My chcemy naszą radością podzielić się z innymi, z naszymi bliskimi, których chcemy podjąć i ugościć w radosnej atmosferze tego najważniejszego dla nas dnia. Nie chemy na szybko i po cichu.

A wspólne mieszkanie? Te ciągłe grzechy?
No, to tak nie wygląda. Uczymy się siebie, uczymy się szacunku, okazujemy sobie na wzajem miłość, pracujemy razem, poszerzamy swoje horyzonty, pomogamy sobie w obowiązkach, rozmawiamy ze sobą. To nie jest tak, że zawsze jest tak bardzo pięknie. Popełniamy błędy i czasami wybuchamy gniewem, czasami wątpimy, ale to tylko chwilowe zmagania, z jakimi mierzy się każdy człowiek. Oczywiście, że cudownie byłoby mieć wsparcie Kościoła. Czujemy, że jesteśmy traktowani instytucjonalnie - ci co ze sobą nie mieszkają na prawo, a ci co mieszkają na lewo. Bóg zna nas wszystkich lepiej niż my sami, wydaje mi się, że ambicją księdza, który próbuje naśladowac swojego Pana, powinno być właśnie wniknięcie w każdą pojedynczą sytuację. Podjęcie próby poznania swoich wiernych, zrozumienia ich sytuacji.

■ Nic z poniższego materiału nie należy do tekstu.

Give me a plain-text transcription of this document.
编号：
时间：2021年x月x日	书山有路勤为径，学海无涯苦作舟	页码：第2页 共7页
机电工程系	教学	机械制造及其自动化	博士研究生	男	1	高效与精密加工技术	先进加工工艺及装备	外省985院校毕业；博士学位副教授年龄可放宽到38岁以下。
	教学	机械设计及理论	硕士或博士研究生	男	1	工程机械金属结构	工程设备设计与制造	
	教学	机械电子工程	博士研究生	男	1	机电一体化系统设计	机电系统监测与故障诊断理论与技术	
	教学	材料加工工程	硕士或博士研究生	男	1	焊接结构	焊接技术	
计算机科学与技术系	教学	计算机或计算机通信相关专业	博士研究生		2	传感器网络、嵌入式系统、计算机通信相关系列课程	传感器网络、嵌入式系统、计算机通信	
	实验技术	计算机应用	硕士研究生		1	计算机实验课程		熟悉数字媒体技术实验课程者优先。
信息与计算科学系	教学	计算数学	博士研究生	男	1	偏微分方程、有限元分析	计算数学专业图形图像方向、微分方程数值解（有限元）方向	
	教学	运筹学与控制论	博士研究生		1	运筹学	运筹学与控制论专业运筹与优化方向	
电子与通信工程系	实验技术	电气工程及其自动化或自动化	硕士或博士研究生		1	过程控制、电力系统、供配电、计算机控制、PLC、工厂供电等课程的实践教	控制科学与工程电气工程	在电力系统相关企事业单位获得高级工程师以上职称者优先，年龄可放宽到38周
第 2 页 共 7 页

Rozgrzeszenie dla mieszkajacych razem narzeczonych

Osobiście uważam, że dobrym pomysłem byłoby rozgrzeszanie mieszkających razem narzeczeństw - ustanowuione oficjalnie przez Kościół. Mówię o narzeczeństwach, które rzeczywiście planują się pobrać w katolickim rycie. Mogliby dostać jakieś papiery od proboszcza, bo to w instytucji Kościoła w modzie – co w duszy to na papierze, i na podstawie tego mogliby znaleźć swoje miejsce w Kościele, nie będąc od niego odpychani. A i wizerunek Kościoła by na tym pewnie skorzystał, przestałby wyglądać na tego, który nic tylko potępia. Znam wiele par, które odeszły od Kościoła, bo własnie spotkały się z niezrozumieniem. Ci którzy zostali, rzadko się przynają to wspólnego mieszkania – ot przeczekamy do ślubu i potem już będzie z górki. 
Życzę Kościołowi jak najlpeiej, życzę postawy otwartości i odwagi, zwłaszcza w trych trudnych dla Kościoła czasach. Ale jedyną drogą dla Kościoła jest otwartość i miłość nie tylko dla wiernych, ale zwłaszcza dla tych, którzy się od Kościoła odsuwają.